The Southern Research Nondestructive Evaluation (NDE) group specializes in materials characterization and precision testing of materials and structures. Our experienced engineers and technicians have extensive expertise in physics, materials engineering, software development, and mathematics; we apply these specialized skills to provide diverse capabilities ranging from the application and development of NDE techniques to the characterization of advanced composite materials. We specialize in developing novel approaches and solutions for our clients’ most challenging projects.

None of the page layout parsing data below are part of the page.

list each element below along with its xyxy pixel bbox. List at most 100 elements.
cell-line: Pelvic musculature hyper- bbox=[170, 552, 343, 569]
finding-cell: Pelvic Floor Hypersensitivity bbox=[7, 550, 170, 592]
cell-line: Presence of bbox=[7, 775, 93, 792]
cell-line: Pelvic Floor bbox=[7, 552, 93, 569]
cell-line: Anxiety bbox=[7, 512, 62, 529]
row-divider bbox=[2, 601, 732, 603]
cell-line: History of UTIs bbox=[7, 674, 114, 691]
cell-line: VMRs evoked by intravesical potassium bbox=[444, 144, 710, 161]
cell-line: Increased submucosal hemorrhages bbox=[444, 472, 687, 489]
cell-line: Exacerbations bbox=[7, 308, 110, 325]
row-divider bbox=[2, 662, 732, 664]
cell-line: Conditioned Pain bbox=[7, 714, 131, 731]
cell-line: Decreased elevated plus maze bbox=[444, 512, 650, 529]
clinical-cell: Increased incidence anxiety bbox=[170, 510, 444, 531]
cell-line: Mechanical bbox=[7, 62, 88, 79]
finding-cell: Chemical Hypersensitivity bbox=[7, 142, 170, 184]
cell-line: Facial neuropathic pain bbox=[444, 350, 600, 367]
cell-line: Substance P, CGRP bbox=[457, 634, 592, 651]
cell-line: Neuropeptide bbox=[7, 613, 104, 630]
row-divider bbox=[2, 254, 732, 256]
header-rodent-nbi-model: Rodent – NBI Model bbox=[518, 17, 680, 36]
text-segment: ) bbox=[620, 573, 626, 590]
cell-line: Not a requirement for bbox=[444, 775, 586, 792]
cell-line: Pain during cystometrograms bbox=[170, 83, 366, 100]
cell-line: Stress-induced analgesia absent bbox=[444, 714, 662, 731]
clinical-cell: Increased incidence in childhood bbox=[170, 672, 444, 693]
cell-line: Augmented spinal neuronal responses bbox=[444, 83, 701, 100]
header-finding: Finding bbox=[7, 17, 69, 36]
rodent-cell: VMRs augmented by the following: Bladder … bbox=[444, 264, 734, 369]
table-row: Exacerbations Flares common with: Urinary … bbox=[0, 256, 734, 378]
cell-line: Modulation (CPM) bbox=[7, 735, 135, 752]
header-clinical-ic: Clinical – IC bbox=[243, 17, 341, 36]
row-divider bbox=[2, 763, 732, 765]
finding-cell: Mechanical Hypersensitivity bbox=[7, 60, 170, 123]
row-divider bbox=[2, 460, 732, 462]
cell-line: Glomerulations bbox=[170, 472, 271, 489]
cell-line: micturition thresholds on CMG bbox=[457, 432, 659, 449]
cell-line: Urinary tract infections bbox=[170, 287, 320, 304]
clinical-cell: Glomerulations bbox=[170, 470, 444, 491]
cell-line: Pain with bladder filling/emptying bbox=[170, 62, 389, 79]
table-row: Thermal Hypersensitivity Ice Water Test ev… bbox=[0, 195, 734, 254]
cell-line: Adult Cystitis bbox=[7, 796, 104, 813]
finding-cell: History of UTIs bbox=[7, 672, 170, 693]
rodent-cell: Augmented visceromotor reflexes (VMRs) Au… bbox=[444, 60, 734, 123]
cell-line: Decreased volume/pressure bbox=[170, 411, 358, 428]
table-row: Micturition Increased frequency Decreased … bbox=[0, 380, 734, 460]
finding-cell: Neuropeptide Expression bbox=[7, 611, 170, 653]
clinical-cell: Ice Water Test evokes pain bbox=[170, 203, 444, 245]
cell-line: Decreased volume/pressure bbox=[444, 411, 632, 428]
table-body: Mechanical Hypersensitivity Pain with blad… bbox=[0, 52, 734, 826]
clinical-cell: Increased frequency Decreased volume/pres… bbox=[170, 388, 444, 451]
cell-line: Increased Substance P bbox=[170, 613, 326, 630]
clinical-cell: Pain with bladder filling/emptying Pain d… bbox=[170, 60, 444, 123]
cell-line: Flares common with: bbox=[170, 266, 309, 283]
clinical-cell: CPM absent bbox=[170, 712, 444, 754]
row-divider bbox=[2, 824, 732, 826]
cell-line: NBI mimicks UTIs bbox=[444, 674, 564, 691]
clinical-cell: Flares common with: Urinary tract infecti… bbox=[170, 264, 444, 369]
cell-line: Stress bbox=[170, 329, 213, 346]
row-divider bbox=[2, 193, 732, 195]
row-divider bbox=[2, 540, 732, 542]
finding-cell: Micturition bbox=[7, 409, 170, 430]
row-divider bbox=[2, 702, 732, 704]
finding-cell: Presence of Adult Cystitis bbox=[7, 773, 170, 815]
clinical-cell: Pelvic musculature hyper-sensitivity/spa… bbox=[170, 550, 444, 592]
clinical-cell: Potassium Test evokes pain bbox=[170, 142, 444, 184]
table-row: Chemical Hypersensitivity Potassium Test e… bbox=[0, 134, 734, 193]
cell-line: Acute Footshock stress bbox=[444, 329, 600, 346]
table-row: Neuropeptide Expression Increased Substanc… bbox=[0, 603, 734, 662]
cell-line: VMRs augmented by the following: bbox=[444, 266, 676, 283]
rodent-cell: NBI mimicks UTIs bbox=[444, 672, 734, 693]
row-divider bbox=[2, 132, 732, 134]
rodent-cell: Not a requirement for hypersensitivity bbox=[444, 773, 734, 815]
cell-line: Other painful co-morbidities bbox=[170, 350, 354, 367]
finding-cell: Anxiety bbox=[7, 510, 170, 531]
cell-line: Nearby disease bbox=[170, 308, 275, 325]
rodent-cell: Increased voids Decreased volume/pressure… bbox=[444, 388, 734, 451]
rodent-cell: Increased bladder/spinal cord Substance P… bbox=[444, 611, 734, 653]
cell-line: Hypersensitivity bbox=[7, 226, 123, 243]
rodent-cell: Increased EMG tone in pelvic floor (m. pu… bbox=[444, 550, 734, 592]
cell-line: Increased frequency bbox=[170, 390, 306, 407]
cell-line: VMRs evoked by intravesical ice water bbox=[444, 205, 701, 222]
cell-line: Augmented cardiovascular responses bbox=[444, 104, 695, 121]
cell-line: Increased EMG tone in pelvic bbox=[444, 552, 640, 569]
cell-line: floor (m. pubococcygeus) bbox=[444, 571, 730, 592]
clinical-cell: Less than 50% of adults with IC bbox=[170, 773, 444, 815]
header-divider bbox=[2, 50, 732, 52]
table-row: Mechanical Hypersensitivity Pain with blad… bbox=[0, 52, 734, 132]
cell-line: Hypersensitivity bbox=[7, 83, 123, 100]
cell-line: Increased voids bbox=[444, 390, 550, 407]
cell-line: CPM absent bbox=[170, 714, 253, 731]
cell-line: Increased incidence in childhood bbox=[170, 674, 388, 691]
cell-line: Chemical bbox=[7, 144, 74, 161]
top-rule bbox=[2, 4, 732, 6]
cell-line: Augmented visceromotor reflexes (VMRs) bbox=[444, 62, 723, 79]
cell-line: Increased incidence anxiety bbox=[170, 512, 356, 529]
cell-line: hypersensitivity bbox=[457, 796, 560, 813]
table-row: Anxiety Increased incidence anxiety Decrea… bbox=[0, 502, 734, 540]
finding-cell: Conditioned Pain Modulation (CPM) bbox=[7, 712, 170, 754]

Material Property Measurement

Tests are used to determine basic material properties that are compared to our extensive database of similar materials. Our measurement capabilities include:

  • Density (by dimension and/or by immersion)
  • Ultrasonic velocity (at room temperature and down to 100 K)
  • Ultrasonic attenuation
  • Open porosity
  • Electrical resistivity (cryogenic and at room temperature; elevated temperatures can also be performed)
  • Moisture diffusivity

Material Inspection

This evaluation incorporates techniques to determine if defects exist in a material and to measure the size, type, and location of any located defects. For example, various tools are available to inspect pieces of materials for voids, delaminations, cracks, reinforcement orientation, and other defects. This allows for acceptance testing, intentional avoidance of nonstandard material, and/or intentional selection of odd material to better understand the material performance. SR utilizes the following material inspection techniques:


  • Pulse/echo
  • C-scan (pulse echo and through transmission)
  • Ultraspec – SR has developed and patented this unique ultrasonic evaluation tool using spectroscopy techniques. Ultrasonic spectroscopy is a quick and effective method to inspect materials for porosity, microcracking, defects, thickness, velocity, etc. Using a continuous swept-frequency input signal, the system can cover a wide range of frequencies without compromising energy. The higher energy results in an output signal with a robust signal-to-noise ratio in the frequency domain. Using a wide range of frequencies allows the user to pinpoint attenuation characteristics in real time.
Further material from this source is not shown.